In tracking kidnappers, knowing whodunit is far less crucial than knowing where they are, but if you know enough about the who, ascertaining the where is a straightforward – if sometimes necessarily messy – process. In this case, it is enough that I know the Balban brothers, not having much of a portfolio, prefer to invest their disposable income in concerns yielding a more immediate dividend: to wit, sex and charlie; or more accurately, hookers and charlie, given that the concept of Risto or Miko getting laid without paying for it is known in most cultures as rape. I know also that they are unlikely to be indulging in the former vice while they have a houseguest, so consumption of the latter is bound to increase by way of compensation.

I call several local suppliers, with whom I have, shall we say, a rapport, and run message-boy Miko’s description by them. Arturo at the casino (where he is by far the busiest dealer), confirms a portly source of much recent custom. I make a business proposition and we arrange to meet within the hour. Upon my instruction, Arturo rings the mobile number Miko gave him and offers him the drugs equivalent of a fire-sale: he tells him he’s having to get off the island in a hurry, and as he can’t take his stash with him, the whole lot is available at a knock-down price, for a limited time only. Hurry, hurry, hurry. Miko goes for it with all the restrained dignity of a piranha, agreeing to a meet early this evening.
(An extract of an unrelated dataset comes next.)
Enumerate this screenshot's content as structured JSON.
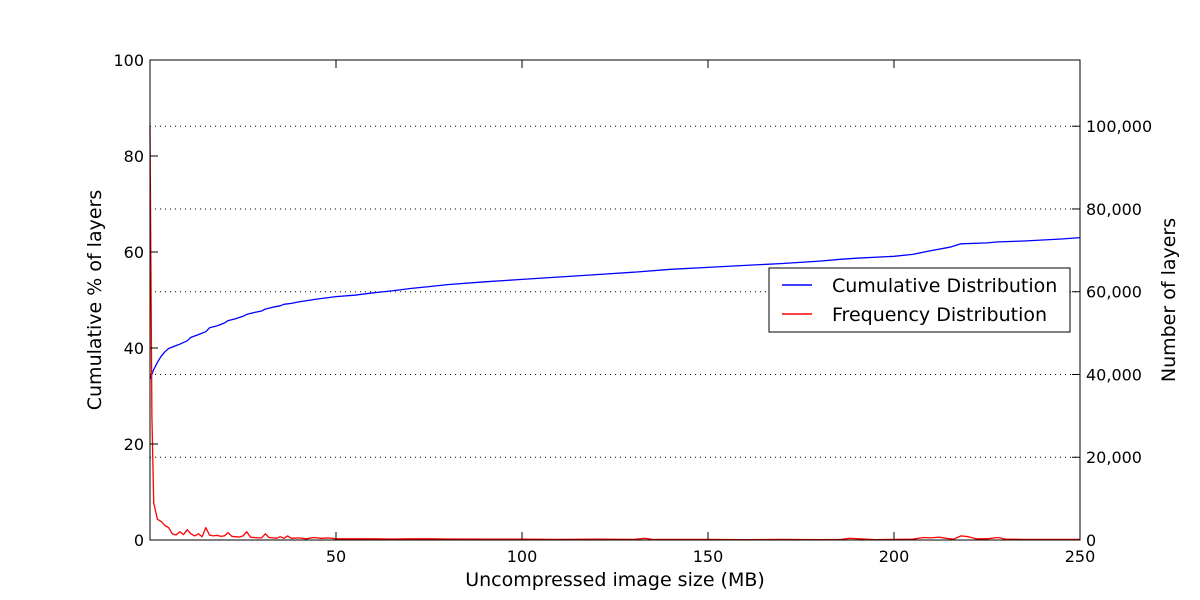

I pay Arturo the shortfall in the price arranged with Miko, plus a little more for his trouble, then head for a tool-hire outlet in the industrial area of town.
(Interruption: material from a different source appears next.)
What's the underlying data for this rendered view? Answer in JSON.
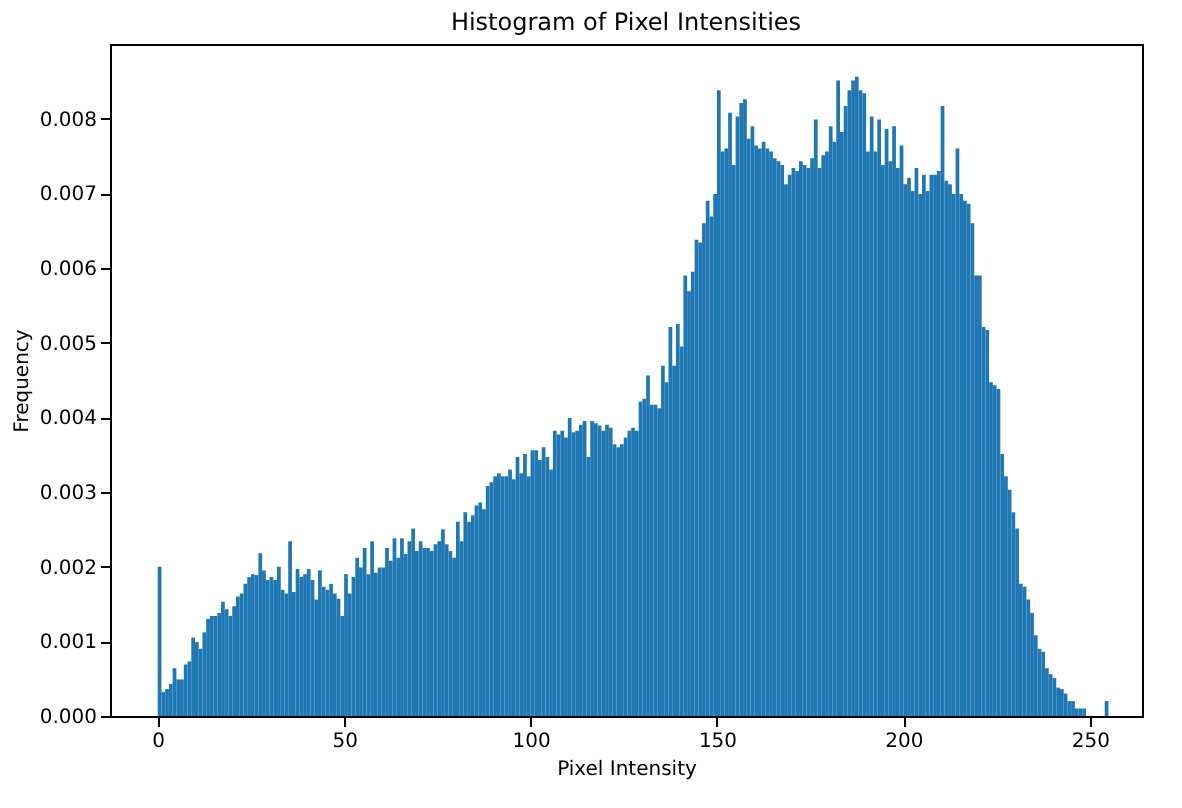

I watch Miko emerge from a BMW and approach the casino, walking as ever like a gorilla bursting for a shite. He’s dressed in an evening suit in an attempt to look inconspicuously respectable, but given that primate gait and his mangled features, the jacket and tie in between look sufficiently incongruous that he might as well be wearing a T-shirt stating ‘In-bred gangster trash’. I watch him enter the casino, then try his car door and find it unsurprisingly open. It’s a common conceit among these criminal also-rans that people – especially their fellow crooks – are somehow aware of how baaad they are and would therefore never dare fuck with their person or their property. I lie down in the rear footwell and prepare to disabuse Miko of both presumptions.
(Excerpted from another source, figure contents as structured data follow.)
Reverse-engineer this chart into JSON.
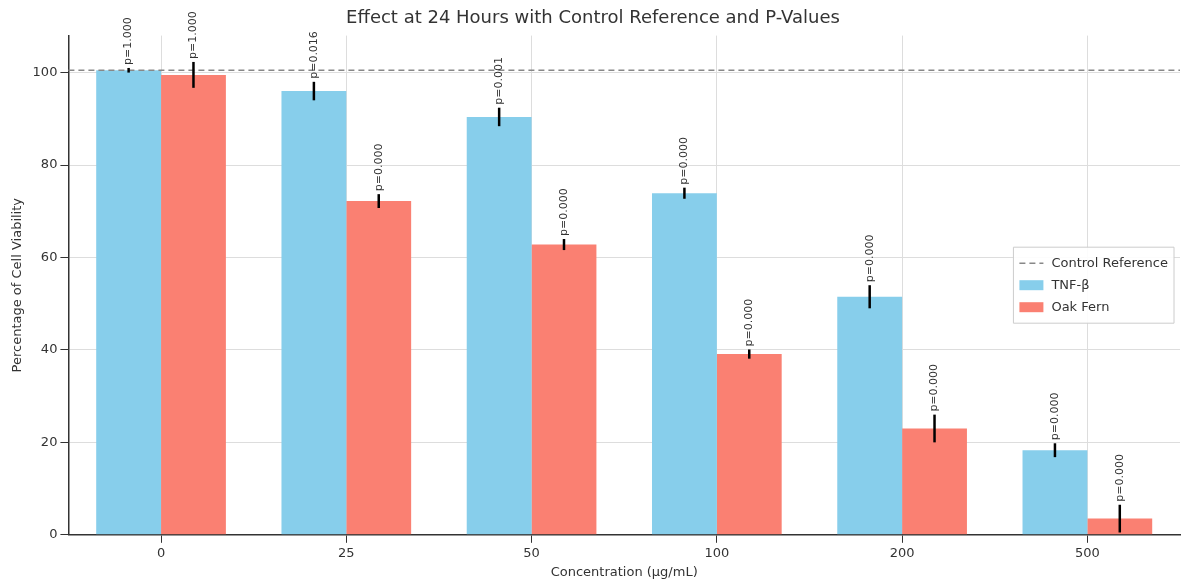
{
  "chart_data": {
    "type": "bar",
    "title": "Effect at 24 Hours with Control Reference and P-Values",
    "xlabel": "Concentration (µg/mL)",
    "ylabel": "Percentage of Cell Viability",
    "categories": [
      "0",
      "25",
      "50",
      "100",
      "200",
      "500"
    ],
    "series": [
      {
        "name": "TNF-β",
        "color": "#87ceeb",
        "values": [
          100.5,
          96,
          90.4,
          73.9,
          51.5,
          18.3
        ],
        "errors": [
          0.5,
          2,
          2,
          1.2,
          2.5,
          1.5
        ]
      },
      {
        "name": "Oak Fern",
        "color": "#fa8072",
        "values": [
          99.5,
          72.2,
          62.8,
          39.1,
          23,
          3.5
        ],
        "errors": [
          2.8,
          1.5,
          1.2,
          1,
          3,
          3
        ]
      }
    ],
    "annotations": [
      {
        "text": "p=1.000",
        "x": "0",
        "y": 100.5
      },
      {
        "text": "p=1.000",
        "x": "0",
        "y": 99.5
      },
      {
        "text": "p=0.016",
        "x": "25",
        "y": 96
      },
      {
        "text": "p=0.000",
        "x": "25",
        "y": 72.2
      },
      {
        "text": "p=0.001",
        "x": "50",
        "y": 90.4
      },
      {
        "text": "p=0.000",
        "x": "50",
        "y": 62.8
      },
      {
        "text": "p=0.000",
        "x": "100",
        "y": 73.9
      },
      {
        "text": "p=0.000",
        "x": "100",
        "y": 39.1
      },
      {
        "text": "p=0.000",
        "x": "200",
        "y": 51.5
      },
      {
        "text": "p=0.000",
        "x": "200",
        "y": 23
      },
      {
        "text": "p=0.000",
        "x": "500",
        "y": 18.3
      },
      {
        "text": "p=0.000",
        "x": "500",
        "y": 3.5
      }
    ],
    "ref_lines": [
      {
        "axis": "y",
        "value": 100.5,
        "label": "Control Reference",
        "color": "#888888",
        "line_style": "dashed"
      }
    ],
    "ylim": [
      0,
      108
    ],
    "yticks": [
      0,
      20,
      40,
      60,
      80,
      100
    ],
    "grid": true,
    "legend": "center right"
  }
}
He returns inside ten minutes, giggling like a kid who’s raided the candy shop. I wait for him to place his prize in the glove compartment and reach for the ignition before spiking him in the neck with a hypodermic full of thiopentone. He reacts reflexively with a slap, thinking the jab is an insect bite, by which time the agent is already in his blood and my silencer in his face.

‘Sweet dreams,’ I tell him.

Miko awakes to find himself strapped securely to a steel table in a low-ceilinged, windowless room. We are in the cellar of my villa, in the hills overlooking the port, but Miko doesn’t know this. Nor does he know that he’s about to become nostalgic for the hospitality of those Russian soldiers.

He comes round slowly, groggily at first, but sharpens up very quickly as he takes in his surroundings and realises the circumstances. I remain behind him at the head end of the table. If he strains his neck muscles he can see me, but for now he is scanning the cold stone walls, bare but for cobwebs, and the ancient, dustbound workbench to his right. On it sit a rusted but serviceable vice, a power-drill, an electric paint stripper, a hacksaw, a boombox and a feather duster. His breathing accelerates and his arms test the restraints. I’m guessing it’s not the duster that’s spooked him, but some people do have awfully ticklish feet. You never can tell.